De acordo com a delegada Karine Maria, responsável pela Delegacia Especializada de Atendimento à Mulher (Deam), a mulher estava no trabalho quando recebeu a informação, por meio de um familiar, de que o ex-marido havia descoberto seu novo endereço.
As investigações apontam que o homem passou a segui-la e, em seguida, voltou à residência dela, utilizando a farda como forma de se passar por fiscal e convencer o proprietário do imóvel a permitir sua entrada. No momento da prisão, ele ainda vestia o uniforme do serviço.
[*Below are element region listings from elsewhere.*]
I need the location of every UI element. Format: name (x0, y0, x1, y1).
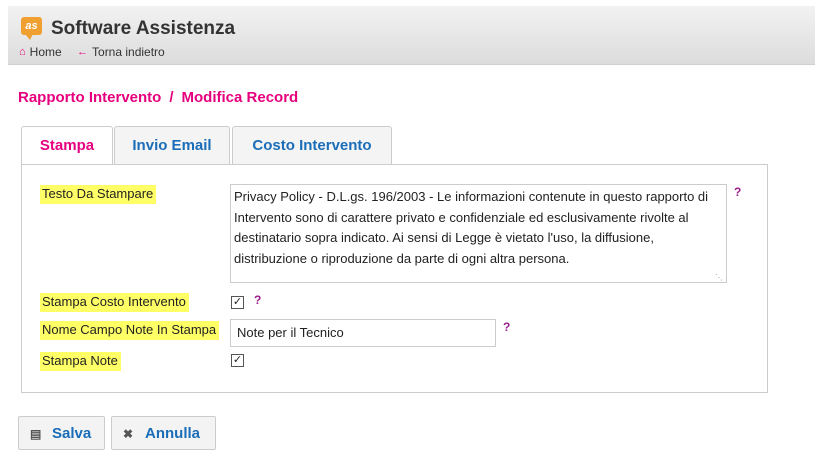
tab-stampa[interactable]: Stampa (21, 126, 113, 166)
save-label: Salva (52, 425, 92, 442)
stampa-panel: Testo Da Stampare Privacy Policy - D.L.g… (21, 164, 768, 393)
help-icon-stampa-costo[interactable]: ? (254, 293, 261, 307)
back-arrow-icon: ← (77, 46, 89, 59)
testo-textarea[interactable]: Privacy Policy - D.L.gs. 196/2003 - Le i… (230, 184, 727, 283)
testo-label: Testo Da Stampare (40, 185, 157, 204)
save-button[interactable]: ▤ Salva (18, 416, 105, 450)
breadcrumb-section[interactable]: Rapporto Intervento (18, 89, 161, 106)
save-icon: ▤ (30, 427, 42, 441)
home-icon: ⌂ (19, 46, 26, 59)
resize-grip-icon[interactable]: ⋱ (715, 274, 723, 282)
breadcrumb-page: Modifica Record (181, 89, 299, 106)
close-icon: ✖ (123, 427, 134, 441)
tab-invio-email[interactable]: Invio Email (114, 126, 230, 165)
stampa-costo-label: Stampa Costo Intervento (40, 293, 189, 312)
app-logo: as (21, 17, 42, 40)
nome-campo-input[interactable] (230, 319, 496, 347)
breadcrumb-separator: / (169, 89, 174, 106)
app-header: as Software Assistenza ⌂ Home ← Torna indi… (8, 6, 815, 65)
top-nav: ⌂ Home ← Torna indietro (19, 44, 177, 59)
breadcrumb: Rapporto Intervento / Modifica Record (18, 89, 298, 106)
tab-costo-intervento[interactable]: Costo Intervento (232, 126, 392, 165)
help-icon-testo[interactable]: ? (734, 185, 741, 199)
stampa-note-label: Stampa Note (40, 352, 121, 371)
help-icon-nome-campo[interactable]: ? (503, 320, 510, 334)
home-label: Home (29, 45, 62, 60)
back-link[interactable]: ← Torna indietro (77, 44, 165, 60)
home-link[interactable]: ⌂ Home (19, 44, 65, 60)
nome-campo-label: Nome Campo Note In Stampa (40, 321, 220, 340)
cancel-label: Annulla (145, 425, 200, 442)
stampa-costo-checkbox[interactable]: ✓ (231, 296, 244, 309)
cancel-button[interactable]: ✖ Annulla (111, 416, 216, 450)
stampa-note-checkbox[interactable]: ✓ (231, 354, 244, 367)
app-title: Software Assistenza (51, 18, 236, 39)
back-label: Torna indietro (92, 45, 165, 60)
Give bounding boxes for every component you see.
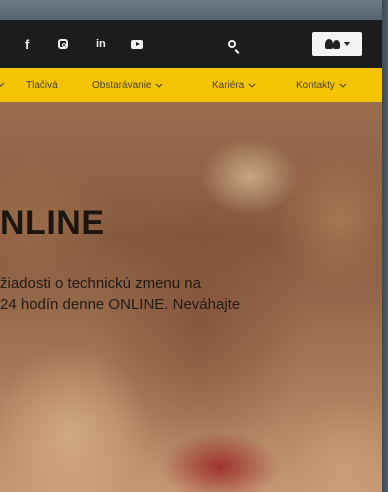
nav-item-tlaciva[interactable]: Tlačivá — [26, 68, 58, 102]
browser-frame-top — [0, 0, 388, 20]
browser-frame-right — [382, 0, 388, 492]
facebook-icon[interactable]: f — [25, 20, 29, 68]
youtube-icon[interactable] — [131, 20, 143, 68]
hero-title: NLINE — [0, 204, 105, 242]
linkedin-icon[interactable]: in — [96, 20, 106, 68]
search-icon[interactable] — [228, 20, 236, 68]
nav-item-label: Kariéra — [212, 79, 245, 91]
nav-item-label: Obstarávanie — [92, 79, 152, 91]
nav-item-kontakty[interactable]: Kontakty — [296, 68, 347, 102]
hero-text-line: žiadosti o technickú zmenu na — [0, 275, 201, 292]
user-menu-button[interactable] — [312, 32, 362, 56]
hero-text-line: 24 hodín denne ONLINE. Neváhajte — [0, 296, 241, 313]
chevron-down-icon — [248, 80, 256, 88]
chevron-down-icon — [339, 80, 347, 88]
nav-item-label: Tlačivá — [26, 79, 58, 91]
caret-down-icon — [343, 42, 350, 46]
web-page: f in Tlačivá Obstarávanie Kariéra Kontak… — [0, 20, 382, 492]
hero-banner: NLINE žiadosti o technickú zmenu na 24 h… — [0, 102, 382, 492]
chevron-down-icon[interactable] — [0, 79, 5, 87]
top-bar: f in — [0, 20, 382, 68]
main-nav: Tlačivá Obstarávanie Kariéra Kontakty — [0, 68, 382, 102]
hero-text: žiadosti o technickú zmenu na 24 hodín d… — [0, 273, 240, 315]
hero-background-blur — [160, 432, 280, 492]
chevron-down-icon — [155, 80, 163, 88]
instagram-icon[interactable] — [58, 20, 68, 68]
nav-item-label: Kontakty — [296, 79, 335, 91]
nav-item-kariera[interactable]: Kariéra — [212, 68, 256, 102]
nav-item-obstaravanie[interactable]: Obstarávanie — [92, 68, 163, 102]
users-icon — [324, 39, 341, 49]
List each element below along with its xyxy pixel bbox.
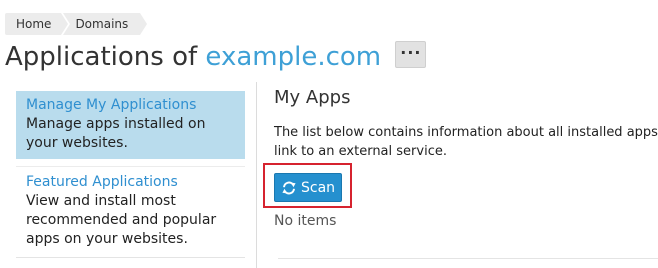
- column-divider: [256, 82, 257, 268]
- more-actions-button[interactable]: ···: [395, 41, 427, 68]
- sidebar-item-description: View and install most recommended and po…: [26, 193, 217, 247]
- sidebar-item-description: Manage apps installed on your websites.: [26, 116, 206, 151]
- sidebar: Manage My Applications Manage apps insta…: [16, 91, 245, 254]
- section-title: My Apps: [274, 87, 351, 108]
- sidebar-item-title[interactable]: Manage My Applications: [26, 96, 237, 115]
- sidebar-item-featured-apps[interactable]: Featured Applications View and install m…: [16, 166, 245, 254]
- page-title-domain: example.com: [205, 42, 382, 72]
- scan-button-label: Scan: [300, 179, 336, 196]
- page-title-prefix: Applications of: [5, 42, 198, 72]
- breadcrumb-domains[interactable]: Domains: [63, 13, 148, 35]
- breadcrumb-home[interactable]: Home: [5, 13, 71, 35]
- intro-text: The list below contains information abou…: [274, 123, 658, 161]
- sidebar-divider: [16, 257, 245, 258]
- main-content: My Apps The list below contains informat…: [274, 86, 658, 161]
- intro-line: link to an external service.: [274, 144, 447, 159]
- sidebar-item-title[interactable]: Featured Applications: [26, 173, 237, 192]
- breadcrumb: Home Domains: [5, 13, 148, 35]
- sidebar-item-manage-apps[interactable]: Manage My Applications Manage apps insta…: [16, 91, 245, 159]
- scan-button[interactable]: Scan: [274, 173, 342, 202]
- list-divider: [278, 258, 658, 259]
- empty-state-text: No items: [274, 213, 337, 229]
- intro-line: The list below contains information abou…: [274, 125, 658, 140]
- page-title: Applications of example.com ···: [5, 40, 427, 74]
- refresh-icon: [281, 181, 297, 195]
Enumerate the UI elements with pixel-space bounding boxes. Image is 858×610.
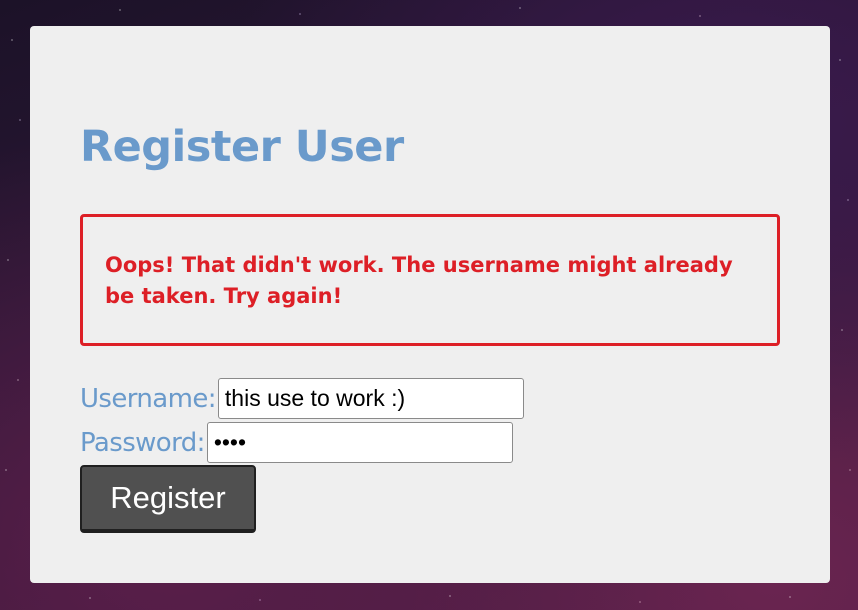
password-label: Password: [80,427,205,458]
password-row: Password: [80,422,513,463]
page-title: Register User [80,122,404,172]
password-input[interactable] [206,422,513,463]
error-alert: Oops! That didn't work. The username mig… [80,214,780,346]
username-input[interactable] [217,378,524,419]
register-button[interactable]: Register [80,465,256,533]
error-message: Oops! That didn't work. The username mig… [105,253,733,308]
username-label: Username: [80,383,217,414]
username-row: Username: [80,378,524,419]
register-panel: Register User Oops! That didn't work. Th… [30,26,830,583]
A Prefeitura de Montes Claros declarou que não foi oficialmente notificada sobre o caso, mas garantiu que, assim que tiver acesso aos detalhes, irá apurar possíveis responsabilidades administrativas, caso se confirme que se trata de um servidor em atividade.
Histórico de violência
O casal esteve junto por mais de duas décadas. Após a separação, a mulher decidiu sair da casa onde viviam em busca de segurança, mas o homem não aceitou o término. Segundo a Polícia Civil, ele chegou a afirmar para a filha que pretendia matar a ex-companheira, declaração que reforça o risco à vida da vítima.
“Ele usou a função que desempenha no município como forma de facilitar o acesso à residência, o que demonstra sua periculosidade. O objetivo era surpreendê-la para concretizar a ameaça de morte”, afirmou a delegada.
Ainda segundo Karine Maria, a vítima relatou ter vivido um relacionamento marcado por diferentes formas de violência psicológica, moral e patrimonial, mesmo sem episódios de agressões físicas.
Medidas legais
Com a prisão, além das acusações já em andamento, o investigado responderá também por descumprimento de medida protetiva. A Polícia Civil informou que, nesses casos, quando há flagrante, a prisão pode ser decretada de imediato, evitando que situações mais graves, como o feminicídio, ocorram.
“É fundamental que as mulheres denunciem qualquer descumprimento de medida protetiva, pois isso possibilita a prisão do agressor e reduz os riscos de violência letal”, destacou a delegada.